Des habitants de Munich résistèrent-ils au régime nazi ?

Oui. Le groupe de la Rose Blanche à l’Université Ludwig-Maximilian est l’exemple le plus célèbre. Des actes individuels de résistance — cacher des voisins juifs, refuser de saluer à la Feldherrnhalle, petits actes de non-conformité — étaient répandus. La bombe de Georg Elser en 1939 fut un acte de résistance solitaire plus dramatique.
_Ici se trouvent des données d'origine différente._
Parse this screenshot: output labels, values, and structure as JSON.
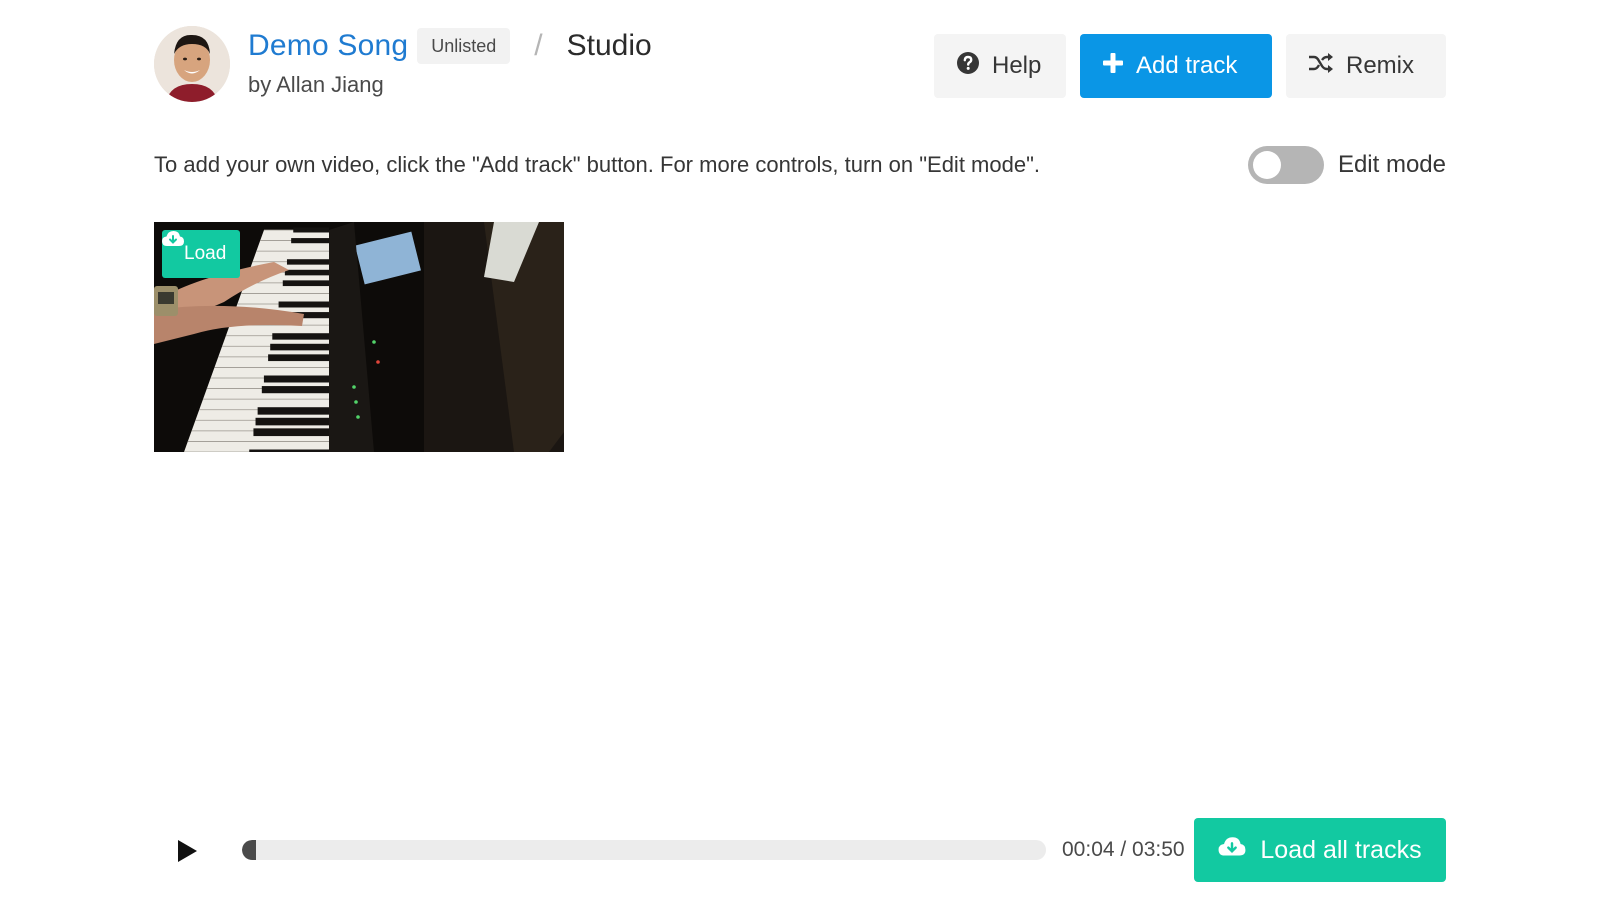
{
  "header": {
    "song_title": "Demo Song",
    "tag": "Unlisted",
    "separator": "/",
    "section": "Studio",
    "byline": "by Allan Jiang",
    "avatar_icon": "user-avatar"
  },
  "actions": {
    "help": {
      "label": "Help",
      "icon": "question-circle-icon"
    },
    "add_track": {
      "label": "Add track",
      "icon": "plus-icon"
    },
    "remix": {
      "label": "Remix",
      "icon": "shuffle-icon"
    }
  },
  "info": {
    "text": "To add your own video, click the \"Add track\" button. For more controls, turn on \"Edit mode\".",
    "edit_mode_label": "Edit mode",
    "edit_mode_on": false
  },
  "tracks": [
    {
      "load_label": "Load",
      "icon": "cloud-download-icon",
      "thumbnail": "piano-keyboard"
    }
  ],
  "player": {
    "play_icon": "play-icon",
    "progress": 0.017,
    "time": "00:04 / 03:50",
    "load_all_label": "Load all tracks",
    "load_all_icon": "cloud-download-icon"
  },
  "colors": {
    "primary": "#0a96e6",
    "accent": "#12c9a1",
    "link": "#1f7bd1"
  }
}
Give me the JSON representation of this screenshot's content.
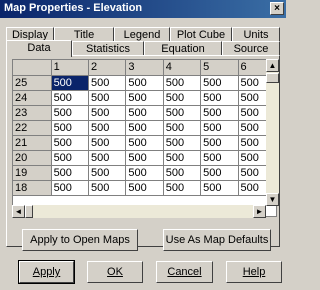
{
  "window": {
    "title": "Map Properties - Elevation",
    "close_glyph": "×"
  },
  "tabs_row1": [
    "Display",
    "Title",
    "Legend",
    "Plot Cube",
    "Units"
  ],
  "tabs_row2": [
    "Data",
    "Statistics",
    "Equation",
    "Source"
  ],
  "active_tab": "Data",
  "grid": {
    "col_headers": [
      "",
      "1",
      "2",
      "3",
      "4",
      "5",
      "6"
    ],
    "rows": [
      {
        "id": "25",
        "values": [
          "500",
          "500",
          "500",
          "500",
          "500",
          "500"
        ]
      },
      {
        "id": "24",
        "values": [
          "500",
          "500",
          "500",
          "500",
          "500",
          "500"
        ]
      },
      {
        "id": "23",
        "values": [
          "500",
          "500",
          "500",
          "500",
          "500",
          "500"
        ]
      },
      {
        "id": "22",
        "values": [
          "500",
          "500",
          "500",
          "500",
          "500",
          "500"
        ]
      },
      {
        "id": "21",
        "values": [
          "500",
          "500",
          "500",
          "500",
          "500",
          "500"
        ]
      },
      {
        "id": "20",
        "values": [
          "500",
          "500",
          "500",
          "500",
          "500",
          "500"
        ]
      },
      {
        "id": "19",
        "values": [
          "500",
          "500",
          "500",
          "500",
          "500",
          "500"
        ]
      },
      {
        "id": "18",
        "values": [
          "500",
          "500",
          "500",
          "500",
          "500",
          "500"
        ]
      }
    ],
    "selected_cell": {
      "row": "25",
      "col": "1"
    }
  },
  "buttons": {
    "apply_open_maps": "Apply to Open Maps",
    "use_defaults": "Use As Map Defaults",
    "apply": "Apply",
    "ok": "OK",
    "cancel": "Cancel",
    "help": "Help"
  },
  "icons": {
    "up": "▲",
    "down": "▼",
    "left": "◄",
    "right": "►"
  }
}
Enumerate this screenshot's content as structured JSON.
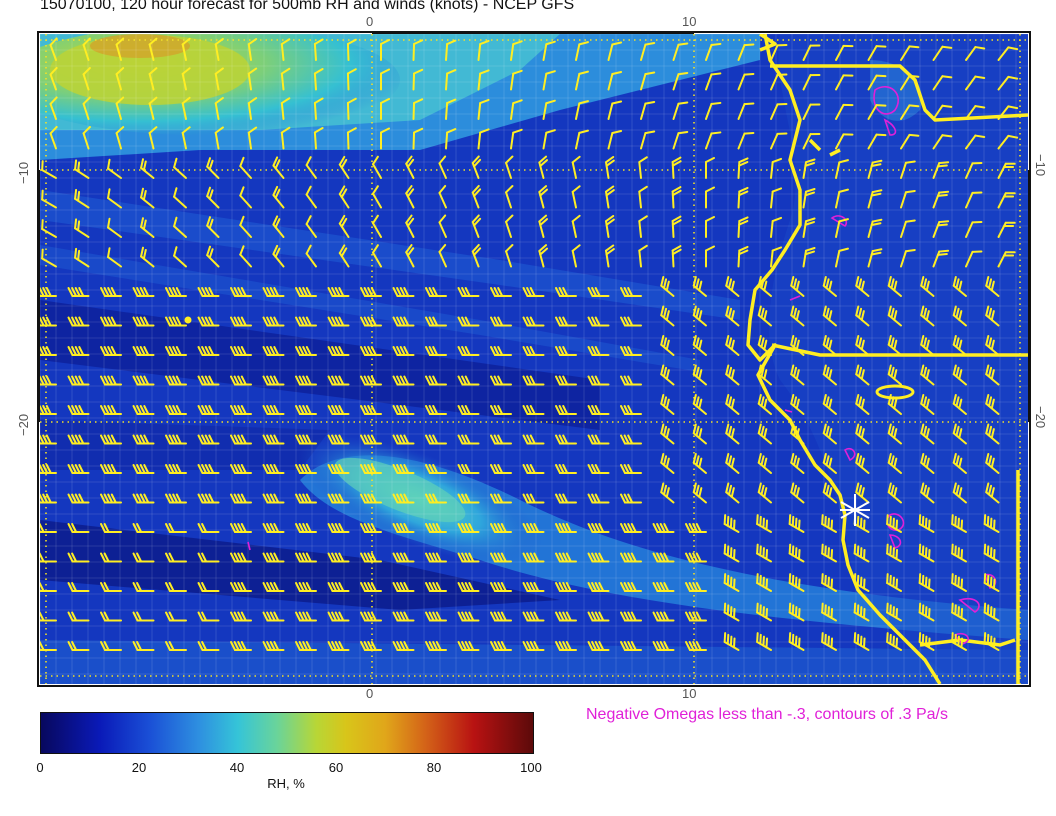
{
  "title": "15070100, 120 hour forecast for 500mb RH and winds (knots) - NCEP GFS",
  "axes": {
    "top_ticks": [
      "0",
      "10"
    ],
    "bottom_ticks": [
      "0",
      "10"
    ],
    "left_ticks": [
      "−10",
      "−20"
    ],
    "right_ticks": [
      "−10",
      "−20"
    ]
  },
  "map": {
    "field": "500mb RH",
    "overlay": "wind barbs (knots)",
    "contours": "negative omegas (magenta)",
    "coastline_color": "#ffee22",
    "barb_color": "#ffee22",
    "omega_color": "#e020d8",
    "marker": "white star near coast"
  },
  "colorbar": {
    "ticks": [
      "0",
      "20",
      "40",
      "60",
      "80",
      "100"
    ],
    "label": "RH, %"
  },
  "omega_note": "Negative Omegas less than -.3, contours of .3 Pa/s"
}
Aucun de ces actes n’arrêta le régime, mais ils comptent historiquement et moralement.

Qu’advint-il de la population juive de Munich pendant la guerre ?

La population juive d’avant-guerre de Munich, d’environ 11 000 personnes, fut soumise à une persécution systématique à partir de 1933 — exclusion des professions, confiscations d’entreprises, violences de la Kristallnacht en 1938, déportation à partir de 1941 et la Shoah. La majorité des Juifs de Munich qui n’émigrèrent pas avant le début des déportations ne survécurent pas à la guerre. Le guide de l’histoire juive de Munich documente entièrement cette histoire.

Comment les habitants ordinaires de Munich se positionnèrent-ils vis-à-vis du régime nazi ?

C’est une question que les historiens ont longuement débattue. Des niveaux d’enthousiasme sincère, de conformisme passif, d’opportunisme et de dissidence silencieuse coexistaient dans la population. Munich était un bastion précoce du soutien au NSDAP mais contenait également une importante tradition socialiste ouvrière. L’exposition permanente du NS-Dokumentationszentrum aborde la question du rapport de la société locale au régime avec une nuance considérable.